Five new manufacturers have started production since 1997. In 1998 Bajaj Tempo, already well established in the motor industry, began tractor production in Pune. In April of the same year New Holland Tractor (India) Ltd launched production of 70 hp tractors with matching equipment. The company is making a $US 75 million initial investment in a state-of-the-art plant at Greater Noida in Uttar Pradesh state with an initial capacity of 35000 units per year. Larsen and Toubro have established a joint venture with John Deere, USA for the manufacture of 35-65 hp tractors at a plant in Pune, Maharashtra and Greeves Ltd will produce tractors under similar arrangements with Deutz-Fahr of Italy. Looking to South American export markets Mahindra and Mahindra are also developing a joint venture with Case for tractors in the 60-200 hp range. Total annual production was forecast to reach 300,000 during the following year.

1999 to present

Facing market saturation in the traditional markets of the north west (Punjab, Haryana, Western Uttar Pradesh) tractors sales began a slow and slight decline.

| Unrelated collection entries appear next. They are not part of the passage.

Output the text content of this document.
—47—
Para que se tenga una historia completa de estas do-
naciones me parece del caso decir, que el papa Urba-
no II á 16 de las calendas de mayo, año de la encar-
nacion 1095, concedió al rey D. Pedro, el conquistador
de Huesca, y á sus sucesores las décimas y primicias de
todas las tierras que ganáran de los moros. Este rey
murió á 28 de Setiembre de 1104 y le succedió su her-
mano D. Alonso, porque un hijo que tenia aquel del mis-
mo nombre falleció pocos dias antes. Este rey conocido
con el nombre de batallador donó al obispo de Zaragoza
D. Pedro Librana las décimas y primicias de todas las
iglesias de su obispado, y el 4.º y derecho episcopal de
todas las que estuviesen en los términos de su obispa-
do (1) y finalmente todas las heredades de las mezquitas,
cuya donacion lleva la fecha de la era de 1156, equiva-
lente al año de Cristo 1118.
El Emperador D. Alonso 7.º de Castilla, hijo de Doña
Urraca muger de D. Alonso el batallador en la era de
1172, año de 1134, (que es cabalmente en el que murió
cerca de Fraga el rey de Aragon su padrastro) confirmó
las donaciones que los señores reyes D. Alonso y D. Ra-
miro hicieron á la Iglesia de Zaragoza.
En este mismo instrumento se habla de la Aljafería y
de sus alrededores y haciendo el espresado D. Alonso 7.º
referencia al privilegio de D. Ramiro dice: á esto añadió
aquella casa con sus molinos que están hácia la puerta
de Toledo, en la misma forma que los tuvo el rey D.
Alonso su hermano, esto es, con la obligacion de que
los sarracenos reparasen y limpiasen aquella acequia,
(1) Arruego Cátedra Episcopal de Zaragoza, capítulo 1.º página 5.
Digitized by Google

By 2002 sales went below 200,000. Manufacturers expanded into eastern and southern India markets in an attempt to reverse the decline, and began exploring the potential for overseas markets.

In 2013, India produced 619,000 tractors accounting for 29% of world's output. It is the world's largest producer and market for tractors.[8][9] India currently has 16 domestic and 4 multinational corporations manufacturing tractors.